We want to approximate this integral when $n\rightarrow\infty$ by method of steepest descent. Why deforming $[0,1]$ to the contour through saddle point has the following expansion: $$z=a+\frac{it\sqrt{a(1-a)}}{\sqrt{n}}+O\left(\frac{1}{n}\right)?$$ I found saddle point $z_0=a$ from $\text{Re}'(f(z))=0$. I don't know what to do next? I can’t understand how they got it? I hope for your help!

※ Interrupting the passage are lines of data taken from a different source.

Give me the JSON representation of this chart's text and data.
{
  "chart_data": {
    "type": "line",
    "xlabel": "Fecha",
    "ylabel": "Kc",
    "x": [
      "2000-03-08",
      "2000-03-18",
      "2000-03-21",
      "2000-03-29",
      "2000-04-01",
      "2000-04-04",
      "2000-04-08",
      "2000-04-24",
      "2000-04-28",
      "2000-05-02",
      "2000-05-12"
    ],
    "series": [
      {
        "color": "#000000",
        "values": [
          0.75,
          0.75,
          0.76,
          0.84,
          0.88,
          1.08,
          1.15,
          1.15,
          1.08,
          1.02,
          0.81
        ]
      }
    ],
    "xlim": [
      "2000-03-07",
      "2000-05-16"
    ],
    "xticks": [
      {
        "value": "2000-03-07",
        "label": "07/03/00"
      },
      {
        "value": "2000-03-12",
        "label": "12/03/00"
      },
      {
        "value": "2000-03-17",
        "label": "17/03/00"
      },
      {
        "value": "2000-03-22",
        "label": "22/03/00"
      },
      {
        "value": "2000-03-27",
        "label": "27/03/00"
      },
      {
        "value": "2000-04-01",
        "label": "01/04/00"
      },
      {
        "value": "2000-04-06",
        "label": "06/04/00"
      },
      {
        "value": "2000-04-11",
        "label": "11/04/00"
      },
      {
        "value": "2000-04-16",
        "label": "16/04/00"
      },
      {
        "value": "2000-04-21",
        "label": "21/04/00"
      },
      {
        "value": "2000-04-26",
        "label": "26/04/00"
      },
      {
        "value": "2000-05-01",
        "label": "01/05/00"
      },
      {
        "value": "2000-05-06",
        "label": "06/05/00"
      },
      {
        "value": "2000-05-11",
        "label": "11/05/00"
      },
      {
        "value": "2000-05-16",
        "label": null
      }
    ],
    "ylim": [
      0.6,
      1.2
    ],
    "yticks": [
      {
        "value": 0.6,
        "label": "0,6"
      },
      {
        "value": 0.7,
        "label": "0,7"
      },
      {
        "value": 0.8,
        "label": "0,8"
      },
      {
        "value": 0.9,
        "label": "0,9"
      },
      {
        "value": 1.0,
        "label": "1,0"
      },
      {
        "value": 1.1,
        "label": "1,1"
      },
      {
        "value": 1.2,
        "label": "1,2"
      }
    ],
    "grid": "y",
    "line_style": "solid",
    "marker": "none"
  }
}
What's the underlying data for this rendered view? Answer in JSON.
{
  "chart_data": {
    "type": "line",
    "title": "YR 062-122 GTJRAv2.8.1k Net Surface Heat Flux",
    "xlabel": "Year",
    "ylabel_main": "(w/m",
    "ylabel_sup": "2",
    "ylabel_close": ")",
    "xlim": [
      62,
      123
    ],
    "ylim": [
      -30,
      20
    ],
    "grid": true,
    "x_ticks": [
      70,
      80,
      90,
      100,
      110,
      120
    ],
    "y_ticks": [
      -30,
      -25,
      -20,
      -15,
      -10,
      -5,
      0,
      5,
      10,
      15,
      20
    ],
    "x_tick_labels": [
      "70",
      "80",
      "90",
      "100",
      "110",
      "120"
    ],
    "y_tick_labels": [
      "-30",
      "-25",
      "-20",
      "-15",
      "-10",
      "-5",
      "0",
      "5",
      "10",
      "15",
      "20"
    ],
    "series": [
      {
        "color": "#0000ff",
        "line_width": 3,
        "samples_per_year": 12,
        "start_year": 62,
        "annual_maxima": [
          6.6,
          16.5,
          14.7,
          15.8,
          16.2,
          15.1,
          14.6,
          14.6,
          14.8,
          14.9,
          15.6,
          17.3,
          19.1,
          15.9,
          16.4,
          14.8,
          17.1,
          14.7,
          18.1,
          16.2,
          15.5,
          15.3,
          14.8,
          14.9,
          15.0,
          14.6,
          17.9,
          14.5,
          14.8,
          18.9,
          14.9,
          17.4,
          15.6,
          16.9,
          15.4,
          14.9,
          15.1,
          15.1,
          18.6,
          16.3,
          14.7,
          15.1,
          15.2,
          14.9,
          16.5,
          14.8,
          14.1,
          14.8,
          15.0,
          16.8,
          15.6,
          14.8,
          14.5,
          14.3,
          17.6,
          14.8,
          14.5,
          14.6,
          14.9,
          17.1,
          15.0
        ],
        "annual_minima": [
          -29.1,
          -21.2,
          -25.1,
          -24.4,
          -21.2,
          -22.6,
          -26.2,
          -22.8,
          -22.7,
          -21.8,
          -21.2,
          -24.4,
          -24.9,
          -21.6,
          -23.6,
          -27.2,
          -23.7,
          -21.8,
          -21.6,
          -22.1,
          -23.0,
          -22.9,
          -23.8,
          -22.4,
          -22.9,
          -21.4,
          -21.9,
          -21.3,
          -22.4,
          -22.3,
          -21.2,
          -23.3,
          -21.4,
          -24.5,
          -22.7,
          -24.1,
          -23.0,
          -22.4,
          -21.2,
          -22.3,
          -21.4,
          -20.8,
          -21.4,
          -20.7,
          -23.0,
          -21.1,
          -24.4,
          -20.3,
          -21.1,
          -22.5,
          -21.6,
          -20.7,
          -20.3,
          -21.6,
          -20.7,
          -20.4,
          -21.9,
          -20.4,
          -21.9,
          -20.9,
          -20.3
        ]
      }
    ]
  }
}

Thank you!
my advice would be to try rewriting your integral as $$ I = \int_0^1 z^{an}(1-z)^{n(1-a)} \exp\left({\sqrt{n}xiz}\right) dz, $$ where $x(t,a):=\frac{t}{\sqrt{a(1-a)}}.$
Then there are no stationary points, but you have a simple linear phase, so steepest descent can be applied easily by deforming onto the vertical contours Re(z)=0 and Re(z)=1, like so $$ I = i\int_0^\infty (ip/x)^{an}(1-p/x)^{n(1-a)} \exp\left(-np\right) dp -ie^{\sqrt{n}xi}\int_0^\infty (1+ip/x)^{an}(p/x)^{n(1-a)} \exp\left(-np\right) dp $$ where the first and second integral correspond to the integral up Re(z)=0 and down Re(z)=1 respectively.
At this point, you could binomially expand the (1-p/x)^{n(1-a)} and (1+ip/x)^{an} terms, aiming for an asymptotic expansion of the integrand which holds for $p\to0$. Once you've done this, apply Watson's Lemma to both integrals.
I hope this helps :-)